The campaign was a huge hit, and reinforced the foundation's core belief in movement building as a grantmaking strategy. The foundation supports efforts that put families at the forefront of fighting poverty and bringing about long-term change in some of the highest poverty regions of the country, including the Midwest, South, Southwest and California. The issues that the foundation funds often involve children and youth, such as advocating for better schools, more accommodations for working parents, and expanded support services for children suffering from emotional traumas.
The foundation's grants are often pretty big, sometimes running into the six figures, and it generally awards multi-year, renewable general support grants. The Federation of Child Care Centers of Alabama is a case in point. In 2013, the organization received a three-year, $465,000 grant to work with low-income families, helping them organize for better child care services in their community.
Another grant to Californians for Justice Education Fund helped to bring low-income youth and families together to work for greater equity in California’s school systems. This was another three-year grant starting in 2013 for $460,000.
Marguerite Casey also gave a three-year, $315,000 grant to the Logan Square Neighborhood Association in 2012 to work with low-income families on improving youth school performance and finding employment. And it gave $120,000 to Tunica Teens in Action to organize activists in Mississippi on the issues of education, economic development, and affordable housing.
The foundation is also very diverse in the types of families and family situations its grantmaking supports. Earlier this year, we noted the foundation’s work helping immigrant families fight deportation orders. The foundation also provides aid to LGBT families, such as the $225,000 that it gave last year to the San Diego LGBT Community Center for its commitment to helping low-income LGBT persons and their families to organize and advocate for themselves to policymakers and the public.

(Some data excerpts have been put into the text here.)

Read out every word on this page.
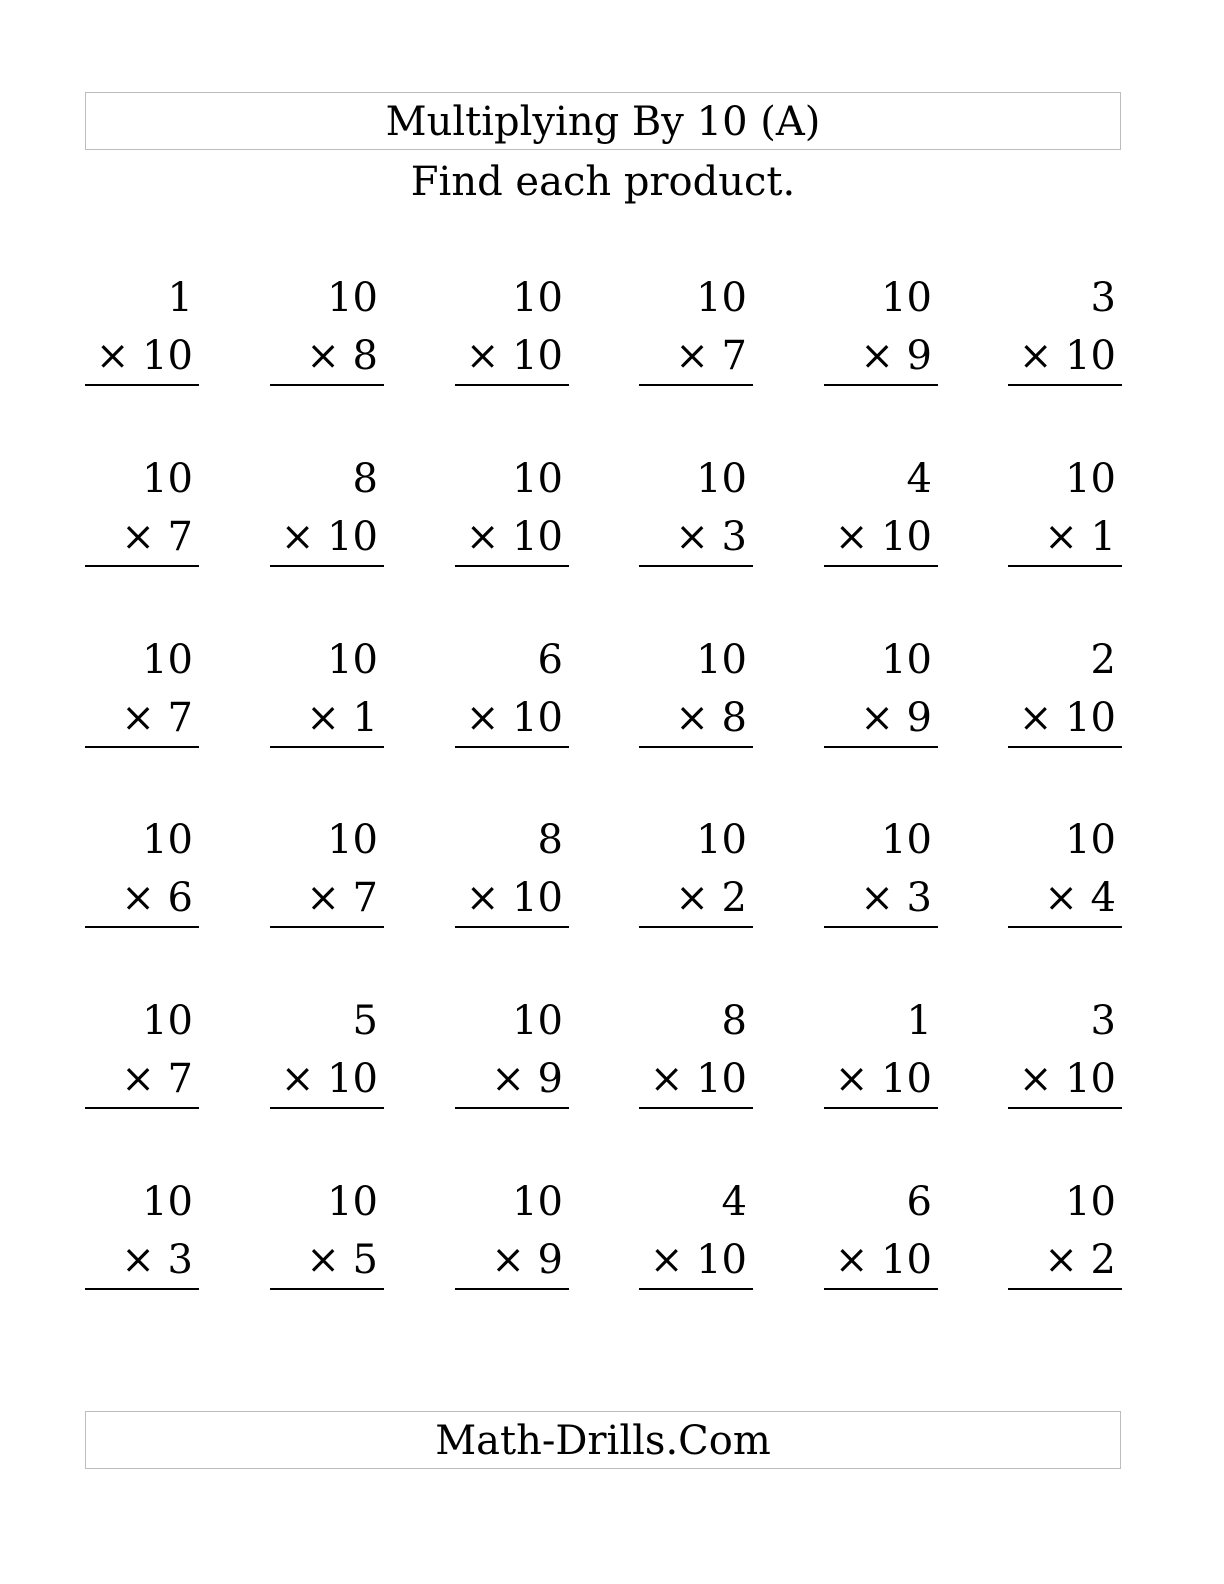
Multiplying By 10 (A)
Find each product.
1
× 10
10
× 8
10
× 10
10
× 7
10
× 9
3
× 10
10
× 7
8
× 10
10
× 10
10
× 3
4
× 10
10
× 1
10
× 7
10
× 1
6
× 10
10
× 8
10
× 9
2
× 10
10
× 6
10
× 7
8
× 10
10
× 2
10
× 3
10
× 4
10
× 7
5
× 10
10
× 9
8
× 10
1
× 10
3
× 10
10
× 3
10
× 5
10
× 9
4
× 10
6
× 10
10
× 2
Math-Drills.Com
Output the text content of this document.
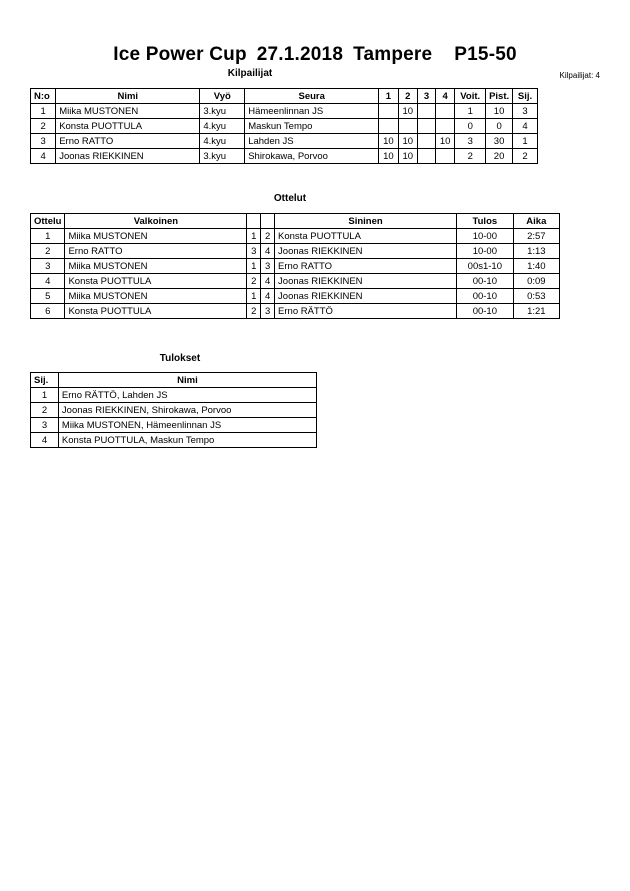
Ice Power Cup 27.1.2018 Tampere P15-50
Kilpailijat	Kilpailijat: 4
N:o	Nimi	Vyö	Seura	1	2	3	4	Voit.	Pist.	Sij.
1	Miika MUSTONEN	3.kyu	Hämeenlinnan JS		10			1	10	3
2	Konsta PUOTTULA	4.kyu	Maskun Tempo					0	0	4
3	Erno RATTO	4.kyu	Lahden JS	10	10		10	3	30	1
4	Joonas RIEKKINEN	3.kyu	Shirokawa, Porvoo	10	10			2	20	2
Ottelut
Ottelu	Valkoinen			Sininen	Tulos	Aika
1	Miika MUSTONEN	1	2	Konsta PUOTTULA	10-00	2:57
2	Erno RATTO	3	4	Joonas RIEKKINEN	10-00	1:13
3	Miika MUSTONEN	1	3	Erno RATTO	00s1-10	1:40
4	Konsta PUOTTULA	2	4	Joonas RIEKKINEN	00-10	0:09
5	Miika MUSTONEN	1	4	Joonas RIEKKINEN	00-10	0:53
6	Konsta PUOTTULA	2	3	Erno RÄTTÖ	00-10	1:21
Tulokset
Sij.	Nimi
1	Erno RÄTTÖ, Lahden JS
2	Joonas RIEKKINEN, Shirokawa, Porvoo
3	Miika MUSTONEN, Hämeenlinnan JS
4	Konsta PUOTTULA, Maskun Tempo
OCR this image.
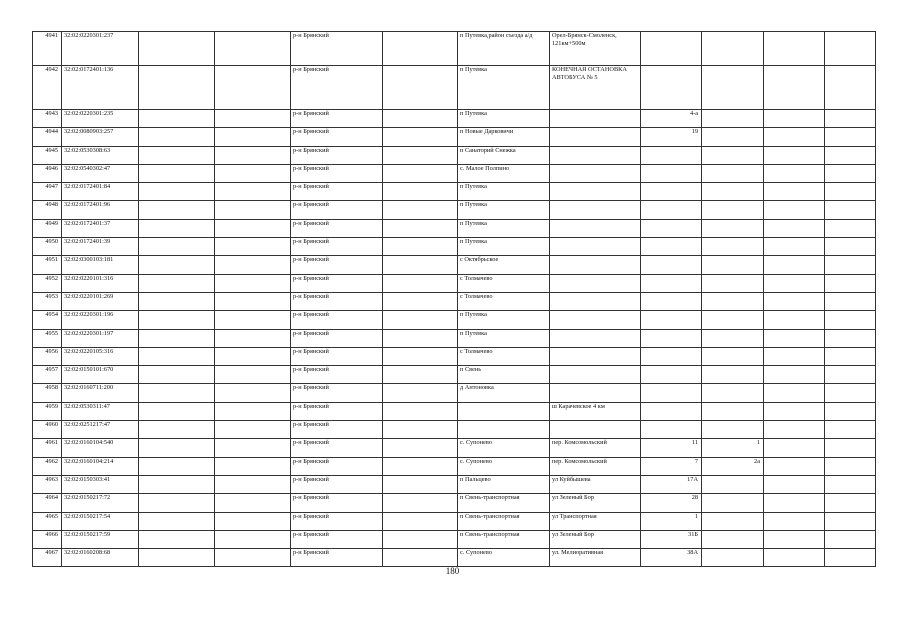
4941	32:02:0220301:237			р-н Брянский		п Путевка,район съезда а/д	Орел-Брянск-Смоленск, 121км+500м				
4942	32:02:0172401:136			р-н Брянский		п Путевка	КОНЕЧНАЯ ОСТАНОВКА АВТОБУСА № 5				
4943	32:02:0220301:235			р-н Брянский		п Путевка		4-а			
4944	32:02:0080903:257			р-н Брянский		п Новые Дарковичи		19			
4945	32:02:0530308:63			р-н Брянский		п Санаторий Снежка					
4946	32:02:0540302:47			р-н Брянский		с. Малое Полпино					
4947	32:02:0172401:84			р-н Брянский		п Путевка					
4948	32:02:0172401:96			р-н Брянский		п Путевка					
4949	32:02:0172401:37			р-н Брянский		п Путевка					
4950	32:02:0172401:39			р-н Брянский		п Путевка					
4951	32:02:0300103:181			р-н Брянский		с Октябрьское					
4952	32:02:0220101:316			р-н Брянский		с Толмачево					
4953	32:02:0220101:269			р-н Брянский		с Толмачево					
4954	32:02:0220301:196			р-н Брянский		п Путевка					
4955	32:02:0220301:197			р-н Брянский		п Путевка					
4956	32:02:0220105:316			р-н Брянский		с Толмачево					
4957	32:02:0150101:670			р-н Брянский		п Свень					
4958	32:02:0160711:200			р-н Брянский		д Антоновка					
4959	32:02:0530311:47			р-н Брянский			ш Карачевское 4 км				
4960	32:02:0251217:47			р-н Брянский							
4961	32:02:0160104:540			р-н Брянский		с. Супонево	пер. Комсомольский	11	1		
4962	32:02:0160104:214			р-н Брянский		с. Супонево	пер. Комсомольский	7	2а		
4963	32:02:0150303:41			р-н Брянский		п Пальцево	ул Куйбышева	17А			
4964	32:02:0150217:72			р-н Брянский		п Свень-транспортная	ул Зеленый Бор	28			
4965	32:02:0150217:54			р-н Брянский		п Свень-транспортная	ул Транспортная	1			
4966	32:02:0150217:59			р-н Брянский		п Свень-транспортная	ул Зеленый Бор	31Б			
4967	32:02:0160208:68			р-н Брянский		с. Супонево	ул. Мелиоративная	38А			
180
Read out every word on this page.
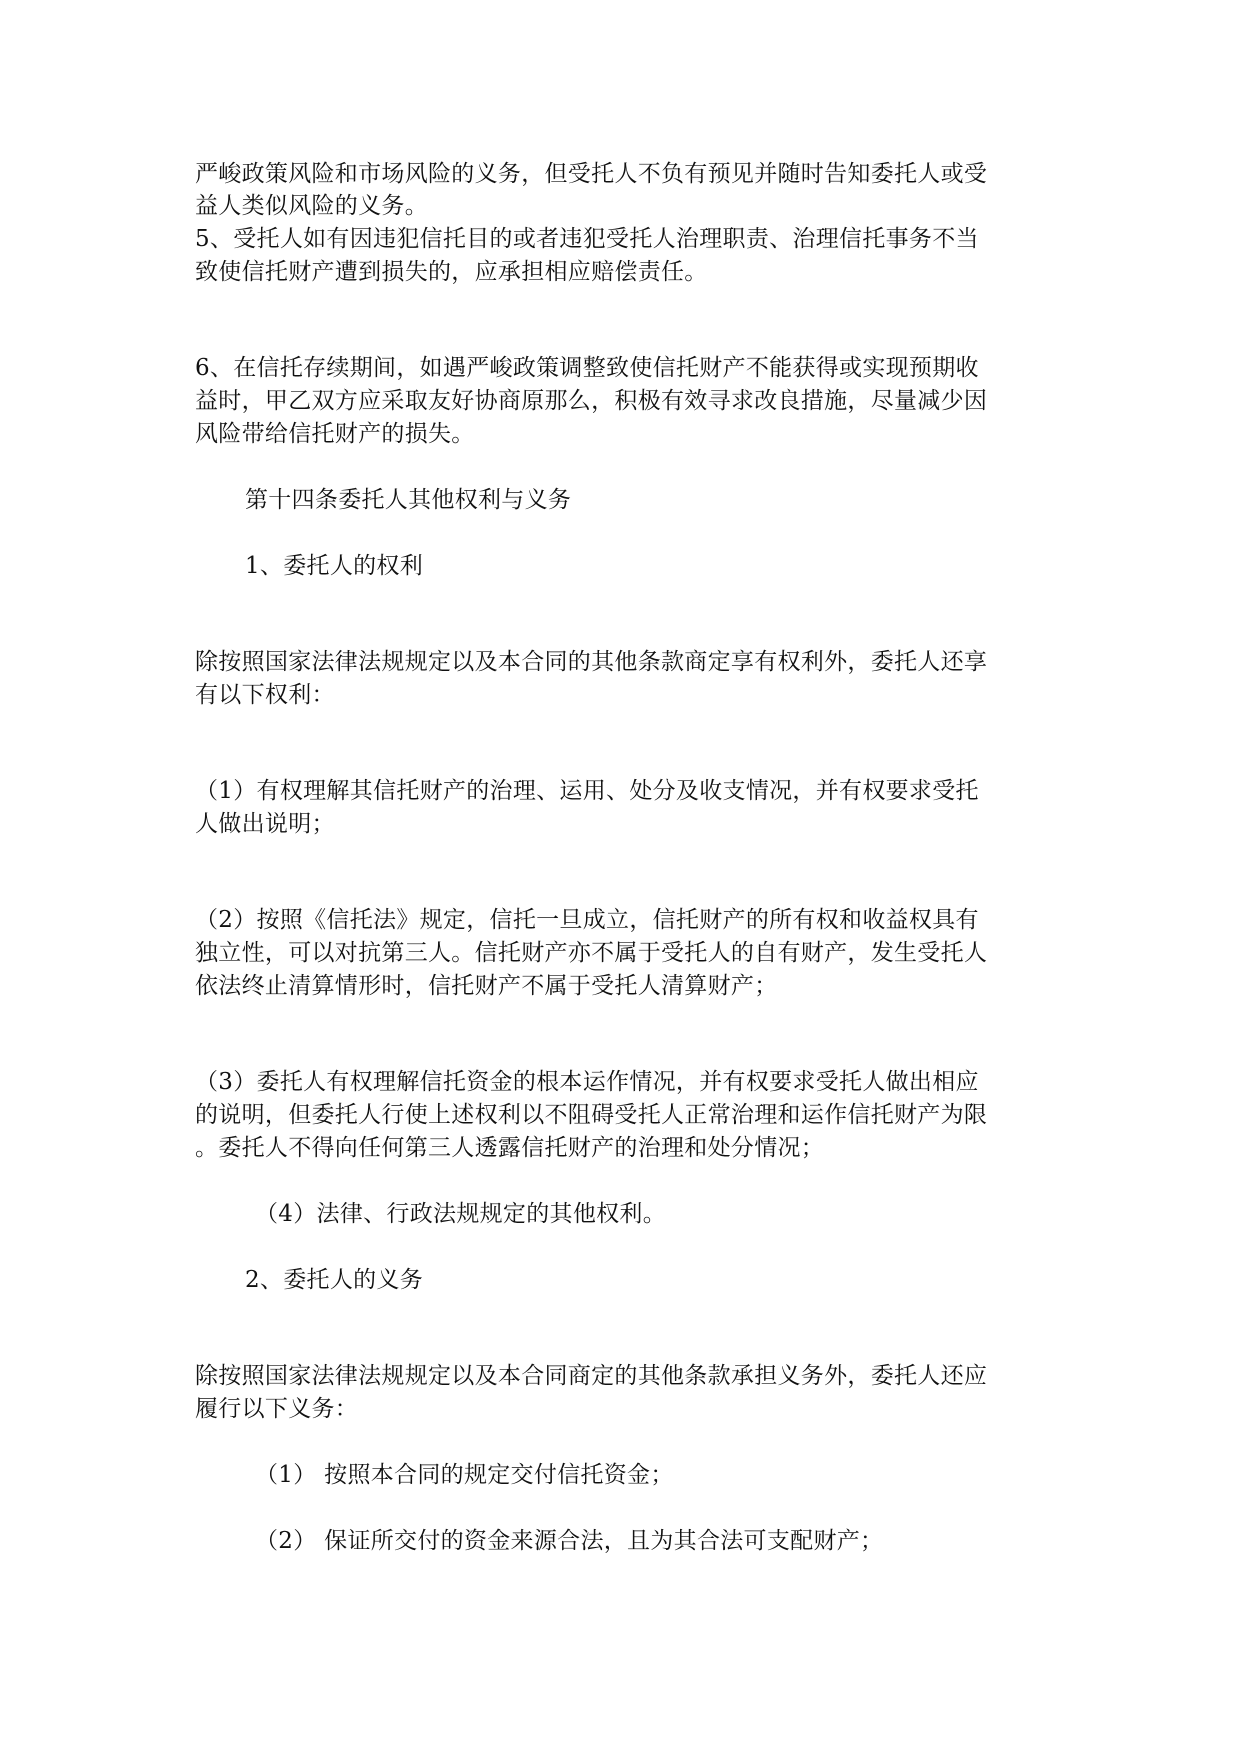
严峻政策风险和市场风险的义务，但受托人不负有预见并随时告知委托人或受
益人类似风险的义务。
5、受托人如有因违犯信托目的或者违犯受托人治理职责、治理信托事务不当
致使信托财产遭到损失的，应承担相应赔偿责任。
6、在信托存续期间，如遇严峻政策调整致使信托财产不能获得或实现预期收
益时，甲乙双方应采取友好协商原那么，积极有效寻求改良措施，尽量减少因
风险带给信托财产的损失。
第十四条委托人其他权利与义务
1、委托人的权利
除按照国家法律法规规定以及本合同的其他条款商定享有权利外，委托人还享
有以下权利：
（1）有权理解其信托财产的治理、运用、处分及收支情况，并有权要求受托
人做出说明；
（2）按照《信托法》规定，信托一旦成立，信托财产的所有权和收益权具有
独立性，可以对抗第三人。信托财产亦不属于受托人的自有财产，发生受托人
依法终止清算情形时，信托财产不属于受托人清算财产；
（3）委托人有权理解信托资金的根本运作情况，并有权要求受托人做出相应
的说明，但委托人行使上述权利以不阻碍受托人正常治理和运作信托财产为限
。委托人不得向任何第三人透露信托财产的治理和处分情况；
（4）法律、行政法规规定的其他权利。
2、委托人的义务
除按照国家法律法规规定以及本合同商定的其他条款承担义务外，委托人还应
履行以下义务：
（1） 按照本合同的规定交付信托资金；
（2） 保证所交付的资金来源合法，且为其合法可支配财产；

In 2014, the foundation made some big grants for a variety of community organizations, with a three-year $450,000 grant to Texas Rio Grande Legal Aid, with the goal of "expanding outreach and training of families about their rights and providing legal advice to community organizations engaging families in advocacy in the Rio Grande Valley and El Paso, Texas." It also granted a two-year, $200,000 grant to the Disciples Center for Public Witness, for "engaging faith communities and networks in movement building in alignment with Equal Voice."
Its biggest grant in 2014 was to Asian Americans Advancing Justice in Los Angeles, a six-year, $1.5 million grant that meets a 1:2 match from the Wallace H. Coulter Foundation, for the purpose of "building a movement of low-income Asian-American, Native Hawaiian and Pacific Islander families in alignment with Equal Voice." A full list of the 2014 grantees is available here.
This is a foundation that understands that it takes time to seed a movement and that organizations need financial support to build capacity. In addition, the foundation believes that grantees, like family leaders, know how best to grow their organizations and support their constituency in building a sustainable movement.
The Marguerite Casey Foundation has an ambitious vision of what can be accomplished for families, and the importance of families advocating on their own behalf for policies that improve their lives and those of their children. While many funders steer far clear of advocacy, preferring to invest in direct services, Marguerite Casey makes a point of aiming to shape the actions of government and business.
That's smart, whether you agree with the foundation's goals or not. Compared to other sectors, philanthropy's resources and problem-solving capacities are limited. One Holy Grail of smart grantmaking is successfully influencing how the real power centers in society approach problems.